È una corsa contro il tempo quella per salvare gli otto detenuti mapuche del carcere di Angol che, già in sciopero della fame da 117 giorni, hanno smesso da lunedì anche di ingerire liquidi.
Una misura estrema – a cui si sono uniti nei giorni successivi anche otto mapuche del carcere di Lebu – adottata per protestare contro l’assenza di risposte da parte dello Stato cileno rispetto all’applicazione effettiva al codice penale della Convenzione 169 dell’Organizzazione internazionale del lavoro sui popoli indigeni.
IL 9 AGOSTO IL MINISTRO della Giustizia Hernán Larraín si era impegnato a dare risposta, entro 12 giorni, alla richiesta dei mapuche di un dialogo di alto livello mirato a individuare una soluzione per i detenuti già condannati e per quelli in custodia cautelare, in cambio di un’assoluta riservatezza sui negoziati e della sospensione dello sciopero della sete che i prigionieri politici avevano appena intrapreso.
Al solito, a fronte del rispetto da parte mapuche delle condizioni dell’accordo, il ministro non ha mantenuto la parola: scaduti i 12 giorni, nessuna risposta è giunta dal governo. Da qui la decisione dei detenuti, tutti in condizioni assai critiche, di riprendere lo sciopero della sete.
Grande preoccupazione per la sorte dei 16 mapuche (e anche degli altri 11 in sciopero della fame) è stata espressa dal machi Celestino Córdova che il 18 agosto, dopo 107 giorni, aveva terminato lo sciopero della fame dopo aver raggiunto un accordo, benché parziale, con il governo.

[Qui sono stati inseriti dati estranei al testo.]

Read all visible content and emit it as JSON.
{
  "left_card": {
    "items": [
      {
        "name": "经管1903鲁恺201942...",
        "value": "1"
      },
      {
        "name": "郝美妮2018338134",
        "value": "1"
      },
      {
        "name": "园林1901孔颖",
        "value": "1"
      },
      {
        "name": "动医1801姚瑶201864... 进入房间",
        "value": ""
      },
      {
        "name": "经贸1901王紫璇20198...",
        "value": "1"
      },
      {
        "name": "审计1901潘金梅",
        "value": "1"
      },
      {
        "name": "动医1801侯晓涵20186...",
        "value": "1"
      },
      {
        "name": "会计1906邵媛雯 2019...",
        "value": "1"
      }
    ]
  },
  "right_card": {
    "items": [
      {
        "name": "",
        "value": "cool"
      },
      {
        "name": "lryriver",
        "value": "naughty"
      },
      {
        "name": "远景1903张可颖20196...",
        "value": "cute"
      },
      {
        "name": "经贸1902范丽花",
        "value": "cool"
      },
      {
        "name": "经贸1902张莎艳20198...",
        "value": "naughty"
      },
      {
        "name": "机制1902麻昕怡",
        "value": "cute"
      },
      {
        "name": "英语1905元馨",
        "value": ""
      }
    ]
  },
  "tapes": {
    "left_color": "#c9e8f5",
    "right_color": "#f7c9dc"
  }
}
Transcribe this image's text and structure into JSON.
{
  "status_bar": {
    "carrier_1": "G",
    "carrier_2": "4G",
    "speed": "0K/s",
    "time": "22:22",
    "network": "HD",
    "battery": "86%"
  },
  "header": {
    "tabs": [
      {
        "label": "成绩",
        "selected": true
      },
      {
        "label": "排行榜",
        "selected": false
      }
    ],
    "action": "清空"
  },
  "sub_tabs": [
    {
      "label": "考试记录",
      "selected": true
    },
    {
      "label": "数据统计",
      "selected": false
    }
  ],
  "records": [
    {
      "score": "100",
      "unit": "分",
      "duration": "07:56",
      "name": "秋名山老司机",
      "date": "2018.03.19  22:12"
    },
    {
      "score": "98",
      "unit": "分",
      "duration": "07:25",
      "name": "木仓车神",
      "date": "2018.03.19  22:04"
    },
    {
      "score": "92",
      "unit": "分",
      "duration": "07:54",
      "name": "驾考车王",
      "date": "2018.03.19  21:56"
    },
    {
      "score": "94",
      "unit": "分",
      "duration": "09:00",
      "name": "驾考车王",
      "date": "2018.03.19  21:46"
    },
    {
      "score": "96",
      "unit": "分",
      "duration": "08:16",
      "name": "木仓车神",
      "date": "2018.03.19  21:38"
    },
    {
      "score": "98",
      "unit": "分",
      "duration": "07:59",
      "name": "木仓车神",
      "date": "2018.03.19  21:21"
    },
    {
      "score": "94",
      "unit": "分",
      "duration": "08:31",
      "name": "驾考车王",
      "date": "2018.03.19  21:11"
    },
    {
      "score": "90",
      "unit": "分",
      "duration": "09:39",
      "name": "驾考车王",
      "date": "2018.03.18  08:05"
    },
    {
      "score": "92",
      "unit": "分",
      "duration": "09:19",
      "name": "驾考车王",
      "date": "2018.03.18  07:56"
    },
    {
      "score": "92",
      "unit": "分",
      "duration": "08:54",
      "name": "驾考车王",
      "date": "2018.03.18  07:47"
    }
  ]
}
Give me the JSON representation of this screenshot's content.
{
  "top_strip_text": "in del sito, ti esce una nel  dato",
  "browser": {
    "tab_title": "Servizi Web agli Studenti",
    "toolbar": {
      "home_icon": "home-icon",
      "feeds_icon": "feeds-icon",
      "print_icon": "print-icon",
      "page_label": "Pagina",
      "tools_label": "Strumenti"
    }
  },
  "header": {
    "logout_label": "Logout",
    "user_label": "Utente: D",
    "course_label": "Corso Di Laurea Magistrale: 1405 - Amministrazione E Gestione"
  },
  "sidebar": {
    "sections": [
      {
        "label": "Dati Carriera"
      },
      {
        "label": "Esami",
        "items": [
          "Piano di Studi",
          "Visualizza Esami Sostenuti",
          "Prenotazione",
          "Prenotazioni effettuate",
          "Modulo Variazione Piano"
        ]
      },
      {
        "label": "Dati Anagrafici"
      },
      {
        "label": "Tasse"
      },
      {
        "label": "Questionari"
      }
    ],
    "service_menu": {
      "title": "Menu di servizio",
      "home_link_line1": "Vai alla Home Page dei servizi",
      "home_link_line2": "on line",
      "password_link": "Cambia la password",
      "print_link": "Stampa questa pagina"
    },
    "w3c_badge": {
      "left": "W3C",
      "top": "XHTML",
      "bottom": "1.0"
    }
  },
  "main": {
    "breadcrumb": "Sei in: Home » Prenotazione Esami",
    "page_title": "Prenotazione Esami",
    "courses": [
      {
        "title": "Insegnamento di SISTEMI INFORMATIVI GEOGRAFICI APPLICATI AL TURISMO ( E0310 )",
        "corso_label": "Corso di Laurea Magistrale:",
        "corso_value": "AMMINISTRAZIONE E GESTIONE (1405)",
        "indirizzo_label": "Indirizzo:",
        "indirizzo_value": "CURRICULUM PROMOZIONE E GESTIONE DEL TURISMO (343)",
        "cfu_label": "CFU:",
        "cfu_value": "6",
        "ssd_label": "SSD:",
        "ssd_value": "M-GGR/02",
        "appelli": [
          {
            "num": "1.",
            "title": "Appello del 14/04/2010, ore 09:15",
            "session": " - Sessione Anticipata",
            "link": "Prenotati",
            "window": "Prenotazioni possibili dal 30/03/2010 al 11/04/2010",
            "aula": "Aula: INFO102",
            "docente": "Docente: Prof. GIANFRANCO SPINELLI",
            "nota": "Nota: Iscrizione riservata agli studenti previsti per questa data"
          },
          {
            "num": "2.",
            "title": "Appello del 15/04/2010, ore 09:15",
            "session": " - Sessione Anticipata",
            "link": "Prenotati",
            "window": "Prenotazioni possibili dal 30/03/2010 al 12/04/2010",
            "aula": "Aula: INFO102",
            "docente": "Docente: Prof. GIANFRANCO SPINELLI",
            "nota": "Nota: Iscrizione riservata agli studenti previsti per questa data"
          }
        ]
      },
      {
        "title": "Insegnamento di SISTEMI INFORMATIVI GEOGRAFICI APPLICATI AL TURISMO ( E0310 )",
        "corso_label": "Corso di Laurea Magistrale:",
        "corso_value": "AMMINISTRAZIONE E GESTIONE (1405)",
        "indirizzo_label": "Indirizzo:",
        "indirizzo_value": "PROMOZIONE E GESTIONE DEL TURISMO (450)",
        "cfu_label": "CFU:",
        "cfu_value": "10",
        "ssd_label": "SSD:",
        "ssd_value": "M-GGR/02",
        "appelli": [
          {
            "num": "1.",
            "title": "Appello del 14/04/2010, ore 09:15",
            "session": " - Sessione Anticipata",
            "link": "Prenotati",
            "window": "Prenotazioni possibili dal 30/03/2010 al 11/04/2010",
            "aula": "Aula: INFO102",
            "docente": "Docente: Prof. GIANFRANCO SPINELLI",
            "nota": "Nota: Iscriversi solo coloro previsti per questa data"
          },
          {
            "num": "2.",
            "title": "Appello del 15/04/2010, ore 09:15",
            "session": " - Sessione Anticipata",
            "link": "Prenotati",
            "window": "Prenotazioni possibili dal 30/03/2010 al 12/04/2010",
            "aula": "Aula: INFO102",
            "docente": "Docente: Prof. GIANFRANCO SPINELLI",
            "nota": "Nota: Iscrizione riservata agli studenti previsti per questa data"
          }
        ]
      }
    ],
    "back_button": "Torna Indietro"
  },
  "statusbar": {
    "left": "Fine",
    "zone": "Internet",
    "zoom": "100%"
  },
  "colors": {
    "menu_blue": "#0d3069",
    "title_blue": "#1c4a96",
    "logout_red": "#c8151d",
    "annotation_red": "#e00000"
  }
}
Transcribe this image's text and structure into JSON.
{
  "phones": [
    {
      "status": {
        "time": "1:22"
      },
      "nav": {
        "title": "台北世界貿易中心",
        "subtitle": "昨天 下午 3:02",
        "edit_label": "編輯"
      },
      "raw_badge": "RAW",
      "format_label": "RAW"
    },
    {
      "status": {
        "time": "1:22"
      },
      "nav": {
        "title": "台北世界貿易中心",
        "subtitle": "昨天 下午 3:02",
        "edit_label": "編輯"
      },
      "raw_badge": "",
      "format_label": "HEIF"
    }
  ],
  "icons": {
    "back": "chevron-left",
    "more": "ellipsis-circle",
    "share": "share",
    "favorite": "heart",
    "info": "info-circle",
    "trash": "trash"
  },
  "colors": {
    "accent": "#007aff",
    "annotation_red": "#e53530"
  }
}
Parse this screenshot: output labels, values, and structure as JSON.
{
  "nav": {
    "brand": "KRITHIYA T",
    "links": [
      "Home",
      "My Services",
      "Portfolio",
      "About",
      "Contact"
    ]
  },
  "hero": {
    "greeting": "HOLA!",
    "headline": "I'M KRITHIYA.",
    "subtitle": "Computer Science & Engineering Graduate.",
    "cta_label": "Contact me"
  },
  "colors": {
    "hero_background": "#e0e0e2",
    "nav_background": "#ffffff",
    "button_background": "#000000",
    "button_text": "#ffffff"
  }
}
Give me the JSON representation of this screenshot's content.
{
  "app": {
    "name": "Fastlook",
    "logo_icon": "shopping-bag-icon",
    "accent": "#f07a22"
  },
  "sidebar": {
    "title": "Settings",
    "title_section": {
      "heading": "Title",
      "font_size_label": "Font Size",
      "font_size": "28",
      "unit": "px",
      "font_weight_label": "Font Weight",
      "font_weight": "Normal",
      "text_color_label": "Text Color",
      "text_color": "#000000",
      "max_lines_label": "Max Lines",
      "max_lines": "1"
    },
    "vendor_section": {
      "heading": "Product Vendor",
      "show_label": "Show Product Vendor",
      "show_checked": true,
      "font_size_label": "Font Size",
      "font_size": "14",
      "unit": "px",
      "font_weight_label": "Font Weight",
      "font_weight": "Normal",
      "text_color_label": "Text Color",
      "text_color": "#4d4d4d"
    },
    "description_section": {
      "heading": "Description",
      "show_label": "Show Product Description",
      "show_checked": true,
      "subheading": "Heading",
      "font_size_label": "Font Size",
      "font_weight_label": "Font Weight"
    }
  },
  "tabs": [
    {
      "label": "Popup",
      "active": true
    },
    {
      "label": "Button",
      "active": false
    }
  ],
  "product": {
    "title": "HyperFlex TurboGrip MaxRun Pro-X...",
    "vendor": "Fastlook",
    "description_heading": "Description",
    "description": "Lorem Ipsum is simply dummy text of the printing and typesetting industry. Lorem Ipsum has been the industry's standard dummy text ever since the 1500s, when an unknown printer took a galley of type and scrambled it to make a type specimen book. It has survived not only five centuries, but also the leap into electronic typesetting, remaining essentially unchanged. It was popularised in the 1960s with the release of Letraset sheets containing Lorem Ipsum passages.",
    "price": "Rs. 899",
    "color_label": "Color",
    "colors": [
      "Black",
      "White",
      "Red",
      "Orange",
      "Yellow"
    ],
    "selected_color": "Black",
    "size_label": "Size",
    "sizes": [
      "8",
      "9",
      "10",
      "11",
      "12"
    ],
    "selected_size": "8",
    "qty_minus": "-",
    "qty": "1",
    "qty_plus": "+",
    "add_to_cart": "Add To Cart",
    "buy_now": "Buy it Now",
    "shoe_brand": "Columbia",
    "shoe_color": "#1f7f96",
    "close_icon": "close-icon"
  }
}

Esigendo dallo Stato il rispetto degli accordi, l’autorità spirituale ha ringraziato il popolo mapuche e quello non mapuche per la solidarietà espressa, invitando a promuovere marce e atti di protesta in appoggio ai prigionieri politici.
NELLA CRISI SONO ENTRATI a gamba tesa anche i camionisti, che giovedì hanno iniziato uno sciopero per esigere la rapida approvazione, in funzione prevalentemente anti-mapuche, dei progetti di legge repressivi varati dal governo Piñera durante le proteste dei mesi scorsi: dalla cosiddetta legge «anti-incappucciati» a quella sulla presenza di militari a guardia della «infrastruttura critica», fino a un inasprimento della già severa legge antiterrorismo promulgata durante la dittatura di Pinochet.
Uno sciopero che – malgrado la minaccia di paralizzare il paese in piena pandemia e con la disoccupazione alle stelle grazie alla contestatissima legge di «protezione» dell’impiego – ha incontrato la totale comprensione del governo che, descrivendo i potenti camionisti come vittime dei disordini provocati dai mapuche nell’Auracanía, ha già fatto sapere che lunedì «sarà trovata una soluzione». E si può star certi che in questo caso manterrà fede ai propri impegni.
È così, con minacce e pressioni a favore del pugno di ferro contro ogni dissenso, che la destra si sta preparando al plebiscito sull’elaborazione di una nuova Carta costituzionale del prossimo 25 ottobre, non risparmiando alcuno sforzo per blindare lo status quo: non solo attraverso il potere di veto garantito dalla trappola della maggioranza dei due terzi, ma anche limitando il più possibile la portata della discussione, a partire dal divieto di modificare i trattati internazionali e dalla pretesa di impedire anche il dibattito sul modello economico.
SI MOBILITA TUTTAVIA anche il movimento di protesta, che – pur continuando a indicare come vera soluzione la realizzazione di uno sciopero generale continuato e a oltranza per ottenere la caduta di Piñera e imporre un’Assemblea costituente libera e sovrana – è deciso a buttarsi nella mischia, prendendo parte al voto, al fine di aprire quante più crepe possibili nel muro di contenimento innalzato dalle forze politiche per bloccare ogni cambiamento reale. Magari, chissà, creando una forza politica alternativa per presentare i propri candidati al processo costituente.